The humanitarian group Save the Children said that at least three children, as well as more than 60 adults, were reported killed by the series of strikes, though the number of confirmed casualties would likely rise.
The children killed as a result of the Hodeidah strike had been playing on a nearby football field, the group said.
"Children are bearing the brunt of this crisis," said Gillian Moyes, the group's country director in Yemen.
"The human toll that we witness in Yemen is unacceptable."
"They are being killed and maimed, watching as their schools and hospitals are being destroyed, and denied access to basic lifesaving services," she said. "They are asking us: Does it matter if I die?"
"The initial casualties report from Sa'ada is horrifying," Moyes added. "Migrants seeking better lives for themselves and their families, Yemeni civilians injured by the dozens, is a picture we never hoped to wake up to in Yemen."
In the U.S., the Biden administration--like previous administrations--has faced calls to stop supplying Saudi Arabia with weapons and other support being used to wage the bombing campaign on Yemen that's estimated to have killed over 300,000 Yemenis since 2015 and unleashed what the United Nations called the world's worst humanitarian crisis.
In The New Republic earlier this month, the Quincy Institute's Trita Parsi and Annelle Sheline wrote:
Despite Biden's promise to end the war in Yemen and his pledge to make the Saudis "pay the price, and make them in fact the pariah that they are," he has fallen back into America's hegemonic role in the Middle East: taking sides, making America a party to conflicts, and selling more weapons--U.S. interest, peace, stability, and human rights be damned.
Responding to news of the overnight airstrikes, journalist Spencer Ackerman tweeted: "America is complicit in this, as it has been complicit in every Saudi or UAE airstrike of this horrific war that Biden and his senior officials once promised to end.

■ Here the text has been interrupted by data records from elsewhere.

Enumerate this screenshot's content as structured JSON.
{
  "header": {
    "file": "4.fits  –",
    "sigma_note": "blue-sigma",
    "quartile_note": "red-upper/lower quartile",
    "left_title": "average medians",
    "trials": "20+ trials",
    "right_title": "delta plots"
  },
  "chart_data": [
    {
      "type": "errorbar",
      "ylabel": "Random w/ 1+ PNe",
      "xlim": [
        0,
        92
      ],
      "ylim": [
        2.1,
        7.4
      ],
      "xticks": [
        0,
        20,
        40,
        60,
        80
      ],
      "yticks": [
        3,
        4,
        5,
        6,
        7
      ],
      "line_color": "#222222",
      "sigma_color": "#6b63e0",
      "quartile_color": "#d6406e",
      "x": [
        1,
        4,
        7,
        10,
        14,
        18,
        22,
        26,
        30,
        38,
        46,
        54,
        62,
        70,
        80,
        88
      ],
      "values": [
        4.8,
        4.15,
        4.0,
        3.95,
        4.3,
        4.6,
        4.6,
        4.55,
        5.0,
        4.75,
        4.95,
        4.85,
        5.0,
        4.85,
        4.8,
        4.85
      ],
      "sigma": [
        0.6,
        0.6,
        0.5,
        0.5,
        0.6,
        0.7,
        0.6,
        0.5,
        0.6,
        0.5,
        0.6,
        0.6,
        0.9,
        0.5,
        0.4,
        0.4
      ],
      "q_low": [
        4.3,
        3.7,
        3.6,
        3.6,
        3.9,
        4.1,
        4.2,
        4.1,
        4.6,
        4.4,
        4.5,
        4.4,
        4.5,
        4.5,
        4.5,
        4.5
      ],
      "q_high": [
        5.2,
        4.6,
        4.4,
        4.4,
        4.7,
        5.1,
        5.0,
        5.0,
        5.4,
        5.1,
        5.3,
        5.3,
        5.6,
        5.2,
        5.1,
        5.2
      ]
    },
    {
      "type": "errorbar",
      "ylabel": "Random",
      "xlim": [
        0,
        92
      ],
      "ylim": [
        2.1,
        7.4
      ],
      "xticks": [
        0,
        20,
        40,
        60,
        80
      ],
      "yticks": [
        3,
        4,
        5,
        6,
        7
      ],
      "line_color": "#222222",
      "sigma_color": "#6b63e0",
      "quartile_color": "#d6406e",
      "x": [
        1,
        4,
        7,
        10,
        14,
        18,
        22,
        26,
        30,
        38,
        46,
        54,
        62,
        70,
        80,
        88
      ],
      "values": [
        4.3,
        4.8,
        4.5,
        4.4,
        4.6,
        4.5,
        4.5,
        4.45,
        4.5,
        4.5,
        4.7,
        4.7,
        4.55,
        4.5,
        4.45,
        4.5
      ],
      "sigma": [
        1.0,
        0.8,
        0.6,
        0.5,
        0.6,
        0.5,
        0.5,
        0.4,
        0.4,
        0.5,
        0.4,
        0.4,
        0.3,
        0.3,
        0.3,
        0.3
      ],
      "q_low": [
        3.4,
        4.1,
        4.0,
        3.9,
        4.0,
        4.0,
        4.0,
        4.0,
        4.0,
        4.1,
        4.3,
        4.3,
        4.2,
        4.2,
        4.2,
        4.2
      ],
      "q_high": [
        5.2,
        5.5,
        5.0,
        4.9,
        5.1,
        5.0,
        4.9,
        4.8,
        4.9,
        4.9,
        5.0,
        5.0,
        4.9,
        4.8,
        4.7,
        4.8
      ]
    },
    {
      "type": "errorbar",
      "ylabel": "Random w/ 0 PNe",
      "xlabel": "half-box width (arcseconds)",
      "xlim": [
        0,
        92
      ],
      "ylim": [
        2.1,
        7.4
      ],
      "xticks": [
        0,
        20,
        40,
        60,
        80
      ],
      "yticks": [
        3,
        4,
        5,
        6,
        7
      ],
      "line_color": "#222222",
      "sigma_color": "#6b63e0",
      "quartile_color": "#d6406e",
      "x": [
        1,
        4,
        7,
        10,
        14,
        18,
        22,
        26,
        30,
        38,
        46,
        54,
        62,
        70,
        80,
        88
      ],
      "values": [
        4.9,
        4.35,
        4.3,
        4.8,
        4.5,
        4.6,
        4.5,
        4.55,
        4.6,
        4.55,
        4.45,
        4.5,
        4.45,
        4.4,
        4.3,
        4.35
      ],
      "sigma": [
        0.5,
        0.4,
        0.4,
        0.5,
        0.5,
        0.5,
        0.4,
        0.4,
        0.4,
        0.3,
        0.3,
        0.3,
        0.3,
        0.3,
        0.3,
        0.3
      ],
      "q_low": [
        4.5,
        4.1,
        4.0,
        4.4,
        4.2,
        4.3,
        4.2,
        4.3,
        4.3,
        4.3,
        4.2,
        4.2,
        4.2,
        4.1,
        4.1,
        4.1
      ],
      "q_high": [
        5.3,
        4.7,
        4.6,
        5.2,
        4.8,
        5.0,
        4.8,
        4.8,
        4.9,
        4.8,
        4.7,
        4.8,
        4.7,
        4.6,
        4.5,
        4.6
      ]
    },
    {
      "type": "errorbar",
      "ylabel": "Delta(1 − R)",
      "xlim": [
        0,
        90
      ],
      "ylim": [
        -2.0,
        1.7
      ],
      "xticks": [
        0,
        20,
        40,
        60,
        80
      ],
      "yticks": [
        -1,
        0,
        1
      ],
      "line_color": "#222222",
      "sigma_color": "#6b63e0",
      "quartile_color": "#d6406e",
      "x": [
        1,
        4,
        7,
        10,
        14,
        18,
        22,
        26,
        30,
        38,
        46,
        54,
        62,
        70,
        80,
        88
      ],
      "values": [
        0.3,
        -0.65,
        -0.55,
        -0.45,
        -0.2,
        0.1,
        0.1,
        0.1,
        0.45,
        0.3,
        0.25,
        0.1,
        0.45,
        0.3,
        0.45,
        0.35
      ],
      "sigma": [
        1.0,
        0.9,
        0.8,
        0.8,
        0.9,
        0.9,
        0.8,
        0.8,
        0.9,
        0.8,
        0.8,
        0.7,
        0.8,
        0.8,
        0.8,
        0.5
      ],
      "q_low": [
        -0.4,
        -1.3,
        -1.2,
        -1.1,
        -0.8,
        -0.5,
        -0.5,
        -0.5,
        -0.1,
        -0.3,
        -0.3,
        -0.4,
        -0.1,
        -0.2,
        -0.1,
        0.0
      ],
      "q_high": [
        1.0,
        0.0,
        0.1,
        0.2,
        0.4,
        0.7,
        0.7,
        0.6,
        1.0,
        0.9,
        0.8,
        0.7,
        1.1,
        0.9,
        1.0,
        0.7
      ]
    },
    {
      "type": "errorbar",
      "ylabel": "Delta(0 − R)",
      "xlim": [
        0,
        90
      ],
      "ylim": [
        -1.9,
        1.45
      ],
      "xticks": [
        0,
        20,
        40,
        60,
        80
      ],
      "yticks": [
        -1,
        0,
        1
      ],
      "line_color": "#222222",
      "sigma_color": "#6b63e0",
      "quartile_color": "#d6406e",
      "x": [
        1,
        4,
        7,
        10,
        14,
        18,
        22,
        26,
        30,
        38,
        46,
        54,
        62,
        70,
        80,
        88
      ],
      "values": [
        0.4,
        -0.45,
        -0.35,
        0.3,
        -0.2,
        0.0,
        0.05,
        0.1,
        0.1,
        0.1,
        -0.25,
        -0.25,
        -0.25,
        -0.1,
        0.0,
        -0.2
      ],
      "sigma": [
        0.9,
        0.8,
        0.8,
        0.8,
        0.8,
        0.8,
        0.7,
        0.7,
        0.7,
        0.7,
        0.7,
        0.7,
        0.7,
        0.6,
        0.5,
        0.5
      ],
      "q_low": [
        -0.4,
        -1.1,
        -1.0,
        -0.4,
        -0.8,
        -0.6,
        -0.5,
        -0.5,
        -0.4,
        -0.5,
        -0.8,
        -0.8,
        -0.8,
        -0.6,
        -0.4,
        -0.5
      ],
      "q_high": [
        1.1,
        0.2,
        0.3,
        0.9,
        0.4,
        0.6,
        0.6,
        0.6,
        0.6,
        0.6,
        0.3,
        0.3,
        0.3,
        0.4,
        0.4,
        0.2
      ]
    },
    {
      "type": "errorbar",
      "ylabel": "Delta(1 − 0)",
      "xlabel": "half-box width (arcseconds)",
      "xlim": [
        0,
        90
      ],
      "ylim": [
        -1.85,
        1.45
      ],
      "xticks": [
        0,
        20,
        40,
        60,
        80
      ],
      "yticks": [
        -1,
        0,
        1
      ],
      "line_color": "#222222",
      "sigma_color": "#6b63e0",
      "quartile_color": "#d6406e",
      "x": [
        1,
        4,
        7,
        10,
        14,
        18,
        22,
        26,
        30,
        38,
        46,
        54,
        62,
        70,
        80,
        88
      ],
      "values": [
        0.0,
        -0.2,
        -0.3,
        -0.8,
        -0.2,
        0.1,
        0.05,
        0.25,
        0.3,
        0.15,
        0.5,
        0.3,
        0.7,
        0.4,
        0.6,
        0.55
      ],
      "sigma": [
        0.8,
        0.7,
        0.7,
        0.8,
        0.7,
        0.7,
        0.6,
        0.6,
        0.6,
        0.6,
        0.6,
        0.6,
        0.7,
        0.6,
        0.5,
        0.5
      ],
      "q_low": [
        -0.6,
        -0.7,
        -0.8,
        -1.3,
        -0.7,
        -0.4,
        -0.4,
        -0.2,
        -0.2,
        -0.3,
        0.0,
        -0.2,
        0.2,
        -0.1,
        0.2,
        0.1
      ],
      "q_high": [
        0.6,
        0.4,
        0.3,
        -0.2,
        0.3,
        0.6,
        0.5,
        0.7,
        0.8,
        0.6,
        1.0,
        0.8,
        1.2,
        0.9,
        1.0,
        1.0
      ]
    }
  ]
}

I hope they see these children when they sleep at night."
The International Committee of the Red Cross sounded alarm about the recent intensification of violence in Yemen.
"It is essential that we protect the lives of people in armed conflict. The human toll that we witness in Yemen is unacceptable," Fabrizio Carboni, ICRC's regional director for the Near and Middle East, said in a statement Thursday.

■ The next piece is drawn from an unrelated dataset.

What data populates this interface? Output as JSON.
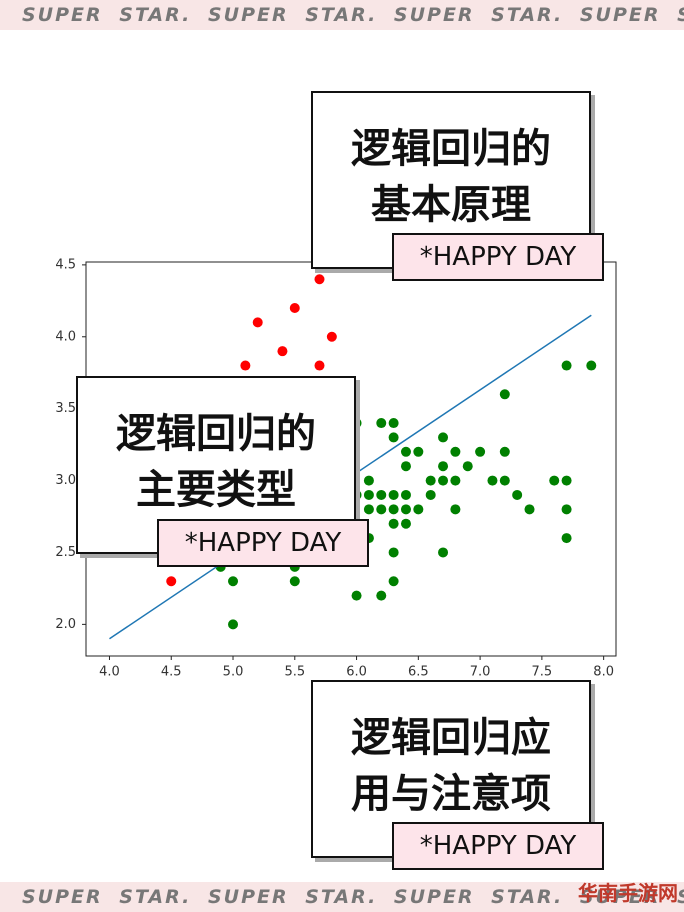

"Civilians living in densely populated areas have been exposed to increased attacks," he continued, "causing death and injury and deepening the psychological trauma among the affected communities after seven years of war."
The deadly strikes came after a Tuesday statement from the United Nations High Commissioner for Human Rights also expessing concern about the uptick in violence in Yemen.
"In recent days," said spokesperson Ravina Shamdasani, "there have been dozens of airstrikes and artillery strikes launched by the parties with seemingly little regard for civilians."
"The fighting has damaged civilian objects and critical infrastructure, including telecommunication towers and water reservoirs, as well as hospitals in Sana'a and Taizz. With frontlines shifting rapidly over large areas, civilians are also exposed to the constant threat of landmines," she said.
"As has been shown time and time again," added Shamdasani, "there is no military solution to the conflict in Yemen."